Benjamin rose and walked, as if by chance, by Esmond, and spoke in the husky mutter that had become an omen.

“Perhaps you will try to improve the impression you have made. It is not an advantage to us to be related to a savage.”

“I know it is not,” said his son, and said no more.

Sukey looked up in surprise at a manifestation new to her, and Benjamin glanced from her to his son with a mingled discomfiture and pride, that could have appeared on no other face.

“Here are Claribel and Jenney coming to swell our ranks,” said Anna. “I thought they were full enough for a beginning. And it seems rather the moment for a diversion.”

“Well, have the young people made their impression?” said Claribel, advancing with her deliberate stride. “I felt we should not be present at the more intimate reunion. But perhaps we may now contribute what we have to give. What an elaborate conversation piece! I feel I shall be quite lost in the midst of it.” She proceeded to this point of the group.

“Well, you see that the years have gone by,” said Thomas.

“It sounds as if Uncle Thomas had been rather struck by the signs of it,” said Anna.

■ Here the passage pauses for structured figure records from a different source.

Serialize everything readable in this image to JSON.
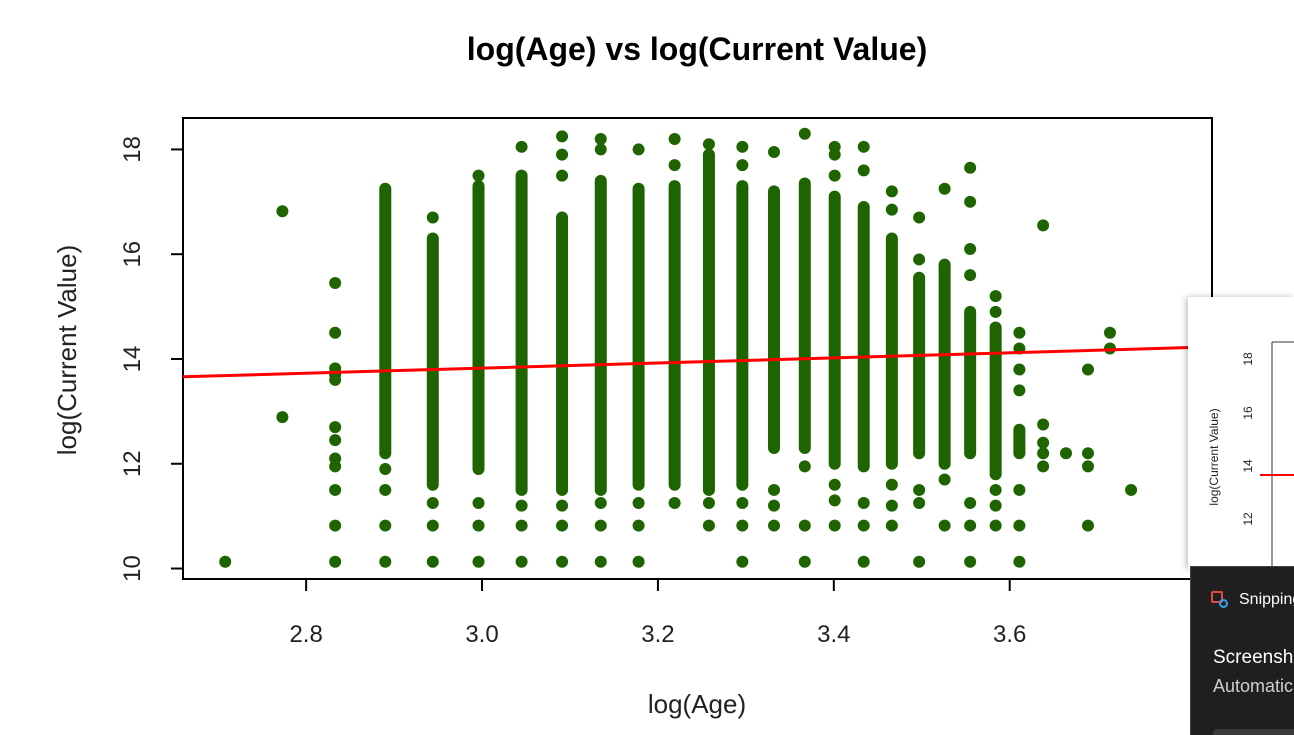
{
  "chart_data": {
    "type": "scatter",
    "title": "log(Age) vs log(Current Value)",
    "xlabel": "log(Age)",
    "ylabel": "log(Current Value)",
    "xlim": [
      2.66,
      3.83
    ],
    "ylim": [
      9.8,
      18.6
    ],
    "xticks": [
      "2.8",
      "3.0",
      "3.2",
      "3.4",
      "3.6"
    ],
    "yticks": [
      "10",
      "12",
      "14",
      "16",
      "18"
    ],
    "grid": false,
    "point_color": "#1e6400",
    "trend_color": "#ff0000",
    "trend_line": {
      "x": [
        2.66,
        3.83
      ],
      "y": [
        13.66,
        14.23
      ]
    },
    "series": [
      {
        "values": [
          [
            2.708,
            10.13
          ],
          [
            2.773,
            16.82
          ],
          [
            2.773,
            12.89
          ],
          [
            2.833,
            15.45
          ],
          [
            2.833,
            14.5
          ],
          [
            2.833,
            13.82
          ],
          [
            2.833,
            13.7
          ],
          [
            2.833,
            13.6
          ],
          [
            2.833,
            12.7
          ],
          [
            2.833,
            12.45
          ],
          [
            2.833,
            12.1
          ],
          [
            2.833,
            11.95
          ],
          [
            2.833,
            11.5
          ],
          [
            2.833,
            10.82
          ],
          [
            2.833,
            10.13
          ],
          [
            2.89,
            10.13
          ],
          [
            2.89,
            10.82
          ],
          [
            2.89,
            11.5
          ],
          [
            2.89,
            11.9
          ],
          [
            2.944,
            10.13
          ],
          [
            2.944,
            10.82
          ],
          [
            2.944,
            11.25
          ],
          [
            2.944,
            16.7
          ],
          [
            2.996,
            10.13
          ],
          [
            2.996,
            10.82
          ],
          [
            2.996,
            11.25
          ],
          [
            2.996,
            17.5
          ],
          [
            3.045,
            10.13
          ],
          [
            3.045,
            10.82
          ],
          [
            3.045,
            11.2
          ],
          [
            3.045,
            18.05
          ],
          [
            3.091,
            10.13
          ],
          [
            3.091,
            10.82
          ],
          [
            3.091,
            11.2
          ],
          [
            3.091,
            18.25
          ],
          [
            3.091,
            17.9
          ],
          [
            3.091,
            17.5
          ],
          [
            3.135,
            10.13
          ],
          [
            3.135,
            10.82
          ],
          [
            3.135,
            11.25
          ],
          [
            3.135,
            18.2
          ],
          [
            3.135,
            18.0
          ],
          [
            3.178,
            10.13
          ],
          [
            3.178,
            10.82
          ],
          [
            3.178,
            11.25
          ],
          [
            3.178,
            18.0
          ],
          [
            3.219,
            11.25
          ],
          [
            3.219,
            18.2
          ],
          [
            3.219,
            17.7
          ],
          [
            3.258,
            10.82
          ],
          [
            3.258,
            11.25
          ],
          [
            3.258,
            18.1
          ],
          [
            3.296,
            10.13
          ],
          [
            3.296,
            10.82
          ],
          [
            3.296,
            11.25
          ],
          [
            3.296,
            18.05
          ],
          [
            3.296,
            17.7
          ],
          [
            3.332,
            10.82
          ],
          [
            3.332,
            11.2
          ],
          [
            3.332,
            11.5
          ],
          [
            3.332,
            17.95
          ],
          [
            3.367,
            10.13
          ],
          [
            3.367,
            10.82
          ],
          [
            3.367,
            11.95
          ],
          [
            3.367,
            18.3
          ],
          [
            3.401,
            10.82
          ],
          [
            3.401,
            11.3
          ],
          [
            3.401,
            11.6
          ],
          [
            3.401,
            18.05
          ],
          [
            3.401,
            17.9
          ],
          [
            3.401,
            17.5
          ],
          [
            3.434,
            10.13
          ],
          [
            3.434,
            10.82
          ],
          [
            3.434,
            11.25
          ],
          [
            3.434,
            18.05
          ],
          [
            3.434,
            17.6
          ],
          [
            3.466,
            10.82
          ],
          [
            3.466,
            11.2
          ],
          [
            3.466,
            11.6
          ],
          [
            3.466,
            17.2
          ],
          [
            3.466,
            16.85
          ],
          [
            3.497,
            10.13
          ],
          [
            3.497,
            11.25
          ],
          [
            3.497,
            11.5
          ],
          [
            3.497,
            16.7
          ],
          [
            3.497,
            15.9
          ],
          [
            3.526,
            10.82
          ],
          [
            3.526,
            11.7
          ],
          [
            3.526,
            17.25
          ],
          [
            3.526,
            15.7
          ],
          [
            3.555,
            10.13
          ],
          [
            3.555,
            10.82
          ],
          [
            3.555,
            11.25
          ],
          [
            3.555,
            17.65
          ],
          [
            3.555,
            17.0
          ],
          [
            3.555,
            16.1
          ],
          [
            3.555,
            15.6
          ],
          [
            3.584,
            10.82
          ],
          [
            3.584,
            11.2
          ],
          [
            3.584,
            11.5
          ],
          [
            3.584,
            15.2
          ],
          [
            3.584,
            14.9
          ],
          [
            3.611,
            10.13
          ],
          [
            3.611,
            10.82
          ],
          [
            3.611,
            11.5
          ],
          [
            3.611,
            14.5
          ],
          [
            3.611,
            14.2
          ],
          [
            3.611,
            13.8
          ],
          [
            3.611,
            13.4
          ],
          [
            3.638,
            12.75
          ],
          [
            3.638,
            12.4
          ],
          [
            3.638,
            12.2
          ],
          [
            3.638,
            11.95
          ],
          [
            3.638,
            16.55
          ],
          [
            3.664,
            12.2
          ],
          [
            3.689,
            13.8
          ],
          [
            3.689,
            12.2
          ],
          [
            3.689,
            11.95
          ],
          [
            3.689,
            10.82
          ],
          [
            3.714,
            14.5
          ],
          [
            3.714,
            14.2
          ],
          [
            3.738,
            11.5
          ]
        ]
      }
    ],
    "dense_columns": [
      {
        "x": 2.89,
        "y_from": 12.2,
        "y_to": 17.25
      },
      {
        "x": 2.944,
        "y_from": 11.6,
        "y_to": 16.3
      },
      {
        "x": 2.996,
        "y_from": 11.9,
        "y_to": 17.3
      },
      {
        "x": 3.045,
        "y_from": 11.5,
        "y_to": 17.5
      },
      {
        "x": 3.091,
        "y_from": 11.5,
        "y_to": 16.7
      },
      {
        "x": 3.135,
        "y_from": 11.5,
        "y_to": 17.4
      },
      {
        "x": 3.178,
        "y_from": 11.6,
        "y_to": 17.25
      },
      {
        "x": 3.219,
        "y_from": 11.6,
        "y_to": 17.3
      },
      {
        "x": 3.258,
        "y_from": 11.5,
        "y_to": 17.9
      },
      {
        "x": 3.296,
        "y_from": 11.6,
        "y_to": 17.3
      },
      {
        "x": 3.332,
        "y_from": 12.3,
        "y_to": 17.2
      },
      {
        "x": 3.367,
        "y_from": 12.3,
        "y_to": 17.35
      },
      {
        "x": 3.401,
        "y_from": 12.0,
        "y_to": 17.1
      },
      {
        "x": 3.434,
        "y_from": 11.95,
        "y_to": 16.9
      },
      {
        "x": 3.466,
        "y_from": 12.0,
        "y_to": 16.3
      },
      {
        "x": 3.497,
        "y_from": 12.2,
        "y_to": 15.55
      },
      {
        "x": 3.526,
        "y_from": 12.0,
        "y_to": 15.8
      },
      {
        "x": 3.555,
        "y_from": 12.2,
        "y_to": 14.9
      },
      {
        "x": 3.584,
        "y_from": 11.8,
        "y_to": 14.6
      },
      {
        "x": 3.611,
        "y_from": 12.2,
        "y_to": 12.65
      }
    ]
  },
  "thumbnail": {
    "ylabel": "log(Current Value)",
    "yticks": [
      "18",
      "16",
      "14",
      "12"
    ]
  },
  "notification": {
    "app_name": "Snipping Tool",
    "title": "Screenshot copied to clipboard",
    "body": "Automatically saved to screenshots folder"
  }
}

“I never think as much of the years as other people,” said Claribel. “I seem to be one by myself there. They seem to leave me essentially the same, and so I see other people with the same eyes, and there does not seem to me all that difference. I don’t know what havoc you think has been worked in me. Mercifully I am unconscious of it.”

“I am sure you may be,” said Sukey. “I am the person for whom that is impossible.”

“I don’t think you have much to complain of,” said Claribel, looking into her face. “No more than you ever had, as far as I can see. But that is my characteristic reaction.”